What is SYCL?
What is hipSYCL?
hipSYCL is one of a few currently available implementations of the SYCL standard (none of which is feature complete wrt SYCL-2020 at the time of writing). hipSYCL provides backends for offloading to OpenMP (any type of CPU), CUDA (Nvidia GPUs) and HIP/ROCm (AMD GPUs), as well as experimental support for Level Zero (Intel GPUs). This particular SYCL implementation is interesting for us at NRIS because it provides a unified tool for all our current hardware, which constitutes Intel and AMD CPUs, Nvidia GPUs on Saga and Betzy and AMD GPUs on LUMI. Other available SYCL implementations are Codeplay’s ComputeCpp and Intel oneAPI’s DPC++, which are currently more geared towards Intel hardware (CPUs, GPUs and FPGAs).
Getting started with hipSYCL
Note
In this tutorial we will use the global installation of hipSYCL on Saga.
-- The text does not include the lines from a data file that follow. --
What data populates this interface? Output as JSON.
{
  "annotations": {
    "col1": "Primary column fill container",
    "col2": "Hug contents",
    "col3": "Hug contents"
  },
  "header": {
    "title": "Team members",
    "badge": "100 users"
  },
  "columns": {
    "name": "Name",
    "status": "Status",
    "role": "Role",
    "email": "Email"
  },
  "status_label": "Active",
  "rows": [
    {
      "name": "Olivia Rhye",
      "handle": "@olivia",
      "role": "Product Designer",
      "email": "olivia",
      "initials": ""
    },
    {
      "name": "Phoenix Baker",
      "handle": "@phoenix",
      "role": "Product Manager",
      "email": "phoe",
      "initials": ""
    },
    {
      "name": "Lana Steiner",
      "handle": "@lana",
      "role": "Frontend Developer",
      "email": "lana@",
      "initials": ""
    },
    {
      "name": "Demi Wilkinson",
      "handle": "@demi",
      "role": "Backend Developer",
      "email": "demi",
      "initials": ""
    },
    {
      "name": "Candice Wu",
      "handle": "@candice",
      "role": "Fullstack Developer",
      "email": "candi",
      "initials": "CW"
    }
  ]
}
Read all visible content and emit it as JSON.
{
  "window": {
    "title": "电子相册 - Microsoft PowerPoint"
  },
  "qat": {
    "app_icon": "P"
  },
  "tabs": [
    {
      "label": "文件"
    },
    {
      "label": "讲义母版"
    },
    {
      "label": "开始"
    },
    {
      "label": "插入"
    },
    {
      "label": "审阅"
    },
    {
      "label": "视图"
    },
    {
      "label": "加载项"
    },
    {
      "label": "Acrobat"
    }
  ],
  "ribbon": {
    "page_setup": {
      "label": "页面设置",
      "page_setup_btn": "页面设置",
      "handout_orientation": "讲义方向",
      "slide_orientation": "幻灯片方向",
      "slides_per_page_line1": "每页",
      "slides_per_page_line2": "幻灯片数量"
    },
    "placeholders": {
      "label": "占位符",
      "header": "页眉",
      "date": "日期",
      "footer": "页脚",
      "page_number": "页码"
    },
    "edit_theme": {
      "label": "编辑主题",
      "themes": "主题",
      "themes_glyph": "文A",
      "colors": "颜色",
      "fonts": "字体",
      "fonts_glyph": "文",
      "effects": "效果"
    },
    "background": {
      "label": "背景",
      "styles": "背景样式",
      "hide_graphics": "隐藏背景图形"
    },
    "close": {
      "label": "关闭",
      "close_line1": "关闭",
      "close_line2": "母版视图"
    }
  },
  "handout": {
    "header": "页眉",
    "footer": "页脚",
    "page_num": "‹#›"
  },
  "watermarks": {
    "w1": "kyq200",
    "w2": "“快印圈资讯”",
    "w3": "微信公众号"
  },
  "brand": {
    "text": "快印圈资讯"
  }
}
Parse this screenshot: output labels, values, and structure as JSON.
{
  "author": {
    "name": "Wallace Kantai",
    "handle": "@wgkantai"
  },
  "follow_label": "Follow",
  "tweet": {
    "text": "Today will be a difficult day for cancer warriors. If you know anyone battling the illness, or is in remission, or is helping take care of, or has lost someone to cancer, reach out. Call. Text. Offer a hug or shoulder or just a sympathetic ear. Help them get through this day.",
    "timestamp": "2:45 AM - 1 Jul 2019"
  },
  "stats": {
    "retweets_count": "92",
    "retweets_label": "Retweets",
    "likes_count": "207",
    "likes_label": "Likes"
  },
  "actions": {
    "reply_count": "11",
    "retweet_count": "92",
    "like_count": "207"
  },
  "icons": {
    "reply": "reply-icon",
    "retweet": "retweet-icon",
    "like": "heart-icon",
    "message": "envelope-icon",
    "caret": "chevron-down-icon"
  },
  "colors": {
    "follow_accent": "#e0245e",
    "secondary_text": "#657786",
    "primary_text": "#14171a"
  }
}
If you want to use another SYCL implementation or you need to install it on a different machine, please refer to the installation instructions in the SYCL Academy documentation.
Hello world example
This example demonstrates:
how to compile a minimal SYCL application using the global hipSYCL installation on Saga
how to compile for different target architectures
how to run the example on a GPU node on Saga
In this example we will write a very simple program that queries the system for information about which device it runs on. We will then compile the code for both CPU and (Nvidia) GPU targets, and verify that it is able to find both devices. This can be achieved with just a few lines of code:
#include <SYCL/sycl.hpp>
int main (int argc, char** argv) {
auto Q = sycl::queue{sycl::default_selector{}};
std::cout << "Chosen device: "
<< Q.get_device().get_info<sycl::info::device::name>()
<< std::endl;
return EXIT_SUCCESS;
}
Here we first include the main SYCL header file, which in our case will be provided by the
hipSYCL
module on Saga. In the main function we simply initialize a sycl::queue
using the
so-called default_selector
, and then we print out which device was picked up for this particular
queue (more on queues later). The default_selector
will choose an accelerator if one is found
on the host, otherwise it will fall back to run as (traditional) OpenMP on the host CPU.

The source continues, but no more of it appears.